We've been friends since the fifties and all but one of us, are in our seventies now. Unbelievable. There is a regular group of 13 of us who have stayed in this area but we also hear from and see fairly regularly a friend who lives in Grand Rapids,Mi, another in Traverse City, a girl in Colorado and one in S. Carolina.
We've been through many things since our college days... weddings, three divorces, one death, deaths of two husbands and two children. Some in the group are closer to certain people than others but, as a group, we have a great time.
We have gotten together once a month since the early 60s when the last girls graduated... now mainly for lunch and gossip. We have a Christmas party with the husbands and boyfriends ( yes, three of us do have them!) and try to take an occasional trip together. One of our best trips was to Florida where three of the women have winter places in the same area.
Women's friendships are so unique. It bothers me that neither of my daughters have really close women friends. They are missing out on so much.

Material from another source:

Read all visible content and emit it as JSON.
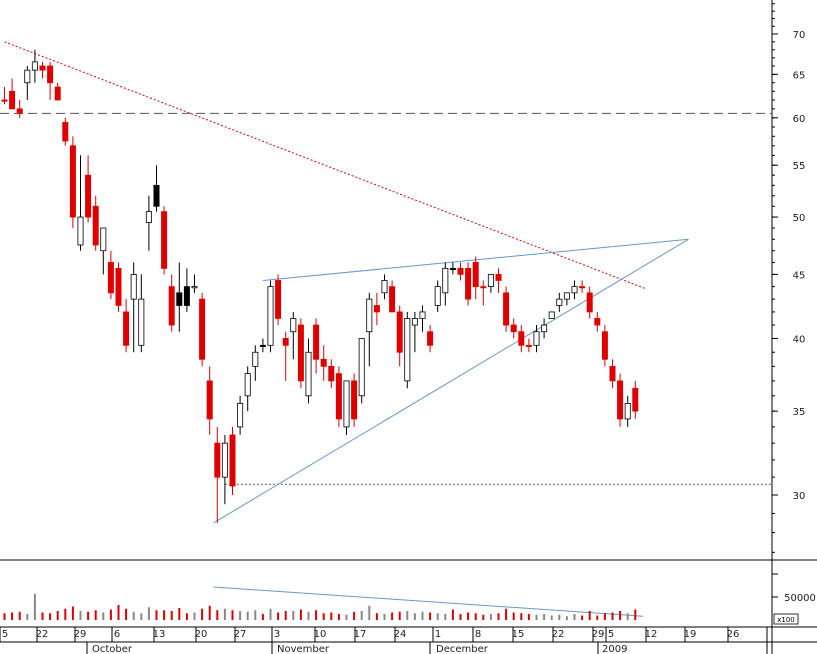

I loved The Girls from Ames. I laughed and I cried. What more can you ask?

(470) Joanne
Thu, 26 August 2010 18:58:21 +0000

My best girlfriend from nursing school handed this book to me as I packed my car with my six children...her nieces and nephews..after our annual summer visit. She married my brother 24 years ago and what a blessing their marriage has been to our friendship. She and I both were reminded of our group of friends that formed when we were young nurses working together in the intensive care unit in Houston, Texas. We are a smaller group but still remain close at heart and have been through so much together--always just a phone call away in a time of need or a time of joy. Thanks for sharing; you will all be in my prayers.